Départ d'une députée LREM : on ne part pas "quand la houle monte" selon Guerini

Stanislas Guerini
Stanislas Guerini ©Sud Radio

Le député LREM de la 3e circonscription de Paris était l'invité politique du Grand Matin Sud Radio.

Le député LREM Stanislas Guérini a critiqué lundi le départ du parti de la députée Frédérique Dumas, estimant que la majorité présidentielle n'est pas "un navire de croisière" que l'on quitterait "quand la houle monte".

La majorité présidentielle n'est "ni le Titanic ni le Costa Concordia", a estimé M. Guérini, invité du Grand Matin Sud Radio, alors que la députée a dit avoir "le sentiment d'être sur le Titanic".

"Ce n'est pas un navire de croisière qu'on emprunte quand il fait beau et dont on part quand la houle monte. C'est précisément maintenant qu'il faut tenir la barre", a-t-il ajouté.

"Il y a beaucoup de signaux faibles qui montrent que le pays commence sa transformation"
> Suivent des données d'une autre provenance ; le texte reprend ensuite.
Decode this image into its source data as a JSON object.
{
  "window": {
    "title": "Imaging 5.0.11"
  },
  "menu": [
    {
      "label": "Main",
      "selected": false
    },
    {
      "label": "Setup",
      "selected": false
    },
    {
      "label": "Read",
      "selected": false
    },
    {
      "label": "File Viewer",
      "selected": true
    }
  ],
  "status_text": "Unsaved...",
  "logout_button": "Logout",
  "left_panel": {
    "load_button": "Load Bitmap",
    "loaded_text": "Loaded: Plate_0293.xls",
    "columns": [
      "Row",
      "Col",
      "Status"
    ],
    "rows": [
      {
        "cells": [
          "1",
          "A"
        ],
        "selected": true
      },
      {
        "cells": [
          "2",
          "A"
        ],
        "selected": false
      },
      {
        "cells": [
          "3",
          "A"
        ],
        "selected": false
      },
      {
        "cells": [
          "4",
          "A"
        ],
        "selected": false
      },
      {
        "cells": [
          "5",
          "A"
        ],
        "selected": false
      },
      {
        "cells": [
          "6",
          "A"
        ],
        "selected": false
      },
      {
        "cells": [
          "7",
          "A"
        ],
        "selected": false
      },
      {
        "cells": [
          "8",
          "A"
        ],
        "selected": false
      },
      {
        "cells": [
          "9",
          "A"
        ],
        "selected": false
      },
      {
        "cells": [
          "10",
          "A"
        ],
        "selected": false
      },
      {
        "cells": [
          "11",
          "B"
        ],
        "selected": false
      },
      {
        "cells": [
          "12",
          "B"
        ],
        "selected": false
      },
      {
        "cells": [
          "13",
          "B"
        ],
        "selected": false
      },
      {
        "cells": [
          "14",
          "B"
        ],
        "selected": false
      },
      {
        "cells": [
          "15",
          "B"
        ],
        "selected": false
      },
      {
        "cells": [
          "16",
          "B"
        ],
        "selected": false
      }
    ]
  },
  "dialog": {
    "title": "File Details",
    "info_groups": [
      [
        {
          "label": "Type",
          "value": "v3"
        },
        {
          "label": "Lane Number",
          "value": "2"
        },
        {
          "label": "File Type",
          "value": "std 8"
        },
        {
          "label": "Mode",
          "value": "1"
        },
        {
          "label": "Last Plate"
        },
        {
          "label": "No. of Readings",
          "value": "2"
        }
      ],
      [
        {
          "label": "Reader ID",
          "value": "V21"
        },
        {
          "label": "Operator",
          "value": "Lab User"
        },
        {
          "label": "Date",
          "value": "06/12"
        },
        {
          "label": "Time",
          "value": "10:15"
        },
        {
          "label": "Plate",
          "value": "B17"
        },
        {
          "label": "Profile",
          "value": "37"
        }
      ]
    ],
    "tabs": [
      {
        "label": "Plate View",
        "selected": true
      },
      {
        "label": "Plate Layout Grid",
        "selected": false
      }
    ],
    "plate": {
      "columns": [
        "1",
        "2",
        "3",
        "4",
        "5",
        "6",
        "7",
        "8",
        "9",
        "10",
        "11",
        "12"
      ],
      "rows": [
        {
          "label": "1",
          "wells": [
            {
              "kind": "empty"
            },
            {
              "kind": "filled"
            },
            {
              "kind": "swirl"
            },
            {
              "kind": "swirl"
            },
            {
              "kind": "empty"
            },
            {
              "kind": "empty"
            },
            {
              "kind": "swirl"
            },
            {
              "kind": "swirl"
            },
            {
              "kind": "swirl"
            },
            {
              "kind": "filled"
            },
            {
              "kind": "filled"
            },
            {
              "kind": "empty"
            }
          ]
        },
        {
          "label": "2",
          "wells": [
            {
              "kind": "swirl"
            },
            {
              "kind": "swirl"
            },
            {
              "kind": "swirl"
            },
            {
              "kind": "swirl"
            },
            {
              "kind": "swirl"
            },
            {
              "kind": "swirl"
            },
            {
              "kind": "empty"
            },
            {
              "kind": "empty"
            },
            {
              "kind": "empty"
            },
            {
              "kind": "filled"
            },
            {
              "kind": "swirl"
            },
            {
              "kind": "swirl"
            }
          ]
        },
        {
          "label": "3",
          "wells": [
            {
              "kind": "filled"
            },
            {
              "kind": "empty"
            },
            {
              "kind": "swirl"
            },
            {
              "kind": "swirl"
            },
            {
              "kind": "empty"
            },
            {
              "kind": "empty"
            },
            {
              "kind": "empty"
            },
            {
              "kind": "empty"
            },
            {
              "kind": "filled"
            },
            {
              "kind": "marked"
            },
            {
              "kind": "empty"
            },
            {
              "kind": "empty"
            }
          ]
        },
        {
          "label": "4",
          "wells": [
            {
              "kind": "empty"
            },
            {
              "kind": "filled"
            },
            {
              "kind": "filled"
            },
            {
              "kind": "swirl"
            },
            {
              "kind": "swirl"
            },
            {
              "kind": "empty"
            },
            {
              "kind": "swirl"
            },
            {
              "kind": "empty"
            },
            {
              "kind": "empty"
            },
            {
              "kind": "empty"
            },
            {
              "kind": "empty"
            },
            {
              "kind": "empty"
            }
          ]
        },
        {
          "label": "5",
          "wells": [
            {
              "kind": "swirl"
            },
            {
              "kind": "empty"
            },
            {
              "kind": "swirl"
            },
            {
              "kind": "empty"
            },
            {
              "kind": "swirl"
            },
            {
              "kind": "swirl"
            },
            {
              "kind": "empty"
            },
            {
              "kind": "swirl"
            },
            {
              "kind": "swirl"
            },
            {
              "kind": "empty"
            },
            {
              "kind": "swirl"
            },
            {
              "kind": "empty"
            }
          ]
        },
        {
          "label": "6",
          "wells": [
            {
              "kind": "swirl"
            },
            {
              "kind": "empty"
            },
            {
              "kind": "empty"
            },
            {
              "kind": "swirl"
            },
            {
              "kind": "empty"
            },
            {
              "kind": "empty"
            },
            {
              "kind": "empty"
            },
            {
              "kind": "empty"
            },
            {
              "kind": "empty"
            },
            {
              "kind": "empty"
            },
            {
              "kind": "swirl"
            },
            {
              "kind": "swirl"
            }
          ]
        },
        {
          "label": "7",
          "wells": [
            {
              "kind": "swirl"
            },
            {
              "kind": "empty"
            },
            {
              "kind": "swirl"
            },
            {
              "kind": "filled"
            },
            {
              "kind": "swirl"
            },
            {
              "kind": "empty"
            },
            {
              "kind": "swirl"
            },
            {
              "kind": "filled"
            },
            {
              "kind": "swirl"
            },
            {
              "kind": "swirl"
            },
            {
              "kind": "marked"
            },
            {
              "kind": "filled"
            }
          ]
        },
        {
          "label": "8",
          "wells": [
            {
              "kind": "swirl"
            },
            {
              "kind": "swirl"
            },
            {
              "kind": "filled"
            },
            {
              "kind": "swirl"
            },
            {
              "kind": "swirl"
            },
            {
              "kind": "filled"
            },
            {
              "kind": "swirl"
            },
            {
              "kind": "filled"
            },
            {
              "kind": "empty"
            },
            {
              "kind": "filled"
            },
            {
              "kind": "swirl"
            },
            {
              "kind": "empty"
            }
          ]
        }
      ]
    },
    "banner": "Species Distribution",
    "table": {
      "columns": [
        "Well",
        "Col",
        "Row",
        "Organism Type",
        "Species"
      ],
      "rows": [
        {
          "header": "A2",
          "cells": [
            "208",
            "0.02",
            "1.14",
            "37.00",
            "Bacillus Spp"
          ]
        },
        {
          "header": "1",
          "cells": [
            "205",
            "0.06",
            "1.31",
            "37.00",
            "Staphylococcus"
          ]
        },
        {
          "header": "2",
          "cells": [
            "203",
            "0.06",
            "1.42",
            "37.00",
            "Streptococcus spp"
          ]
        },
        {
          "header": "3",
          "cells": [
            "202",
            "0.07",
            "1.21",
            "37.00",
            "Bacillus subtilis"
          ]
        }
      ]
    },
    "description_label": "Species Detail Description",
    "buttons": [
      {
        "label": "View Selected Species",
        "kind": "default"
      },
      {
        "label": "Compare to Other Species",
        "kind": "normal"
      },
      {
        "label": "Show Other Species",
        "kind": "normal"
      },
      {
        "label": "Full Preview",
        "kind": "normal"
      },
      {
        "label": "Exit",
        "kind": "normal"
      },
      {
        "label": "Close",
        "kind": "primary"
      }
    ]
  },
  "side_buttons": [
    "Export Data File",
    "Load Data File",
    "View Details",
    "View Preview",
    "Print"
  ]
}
"Évidemment c'est difficile ce qu'on a engagé pour le pays (...) On a décidé d'essayer de transformer ce pays en profondeur, donc on se heurte à beaucoup de difficultés, donc c'est maintenant qu'il faut être solide", a-t-il exhorté.

 

 

Estimant qu'"on a parfois un petit peu" tendance à ne parler que des "choses négatives", il a jugé qu'"il y a beaucoup de signaux faibles qui montrent que le pays commence sa transformation, et ça, ça me motive", a-t-il insisté.

La députée des Hauts-de-Seine Frédérique Dumas a annoncé dimanche soir à l'AFP qu'elle quittait La République en marche pour rejoindre l'UDI, ainsi que le club de Xavier Bertrand, La Manufacture.

Il s'agit de la deuxième défection dans le groupe LREM à l'Assemblée, après le départ de l'ex-PS Jean-Michel Clément, qui s'était opposé à la loi Asile et immigration.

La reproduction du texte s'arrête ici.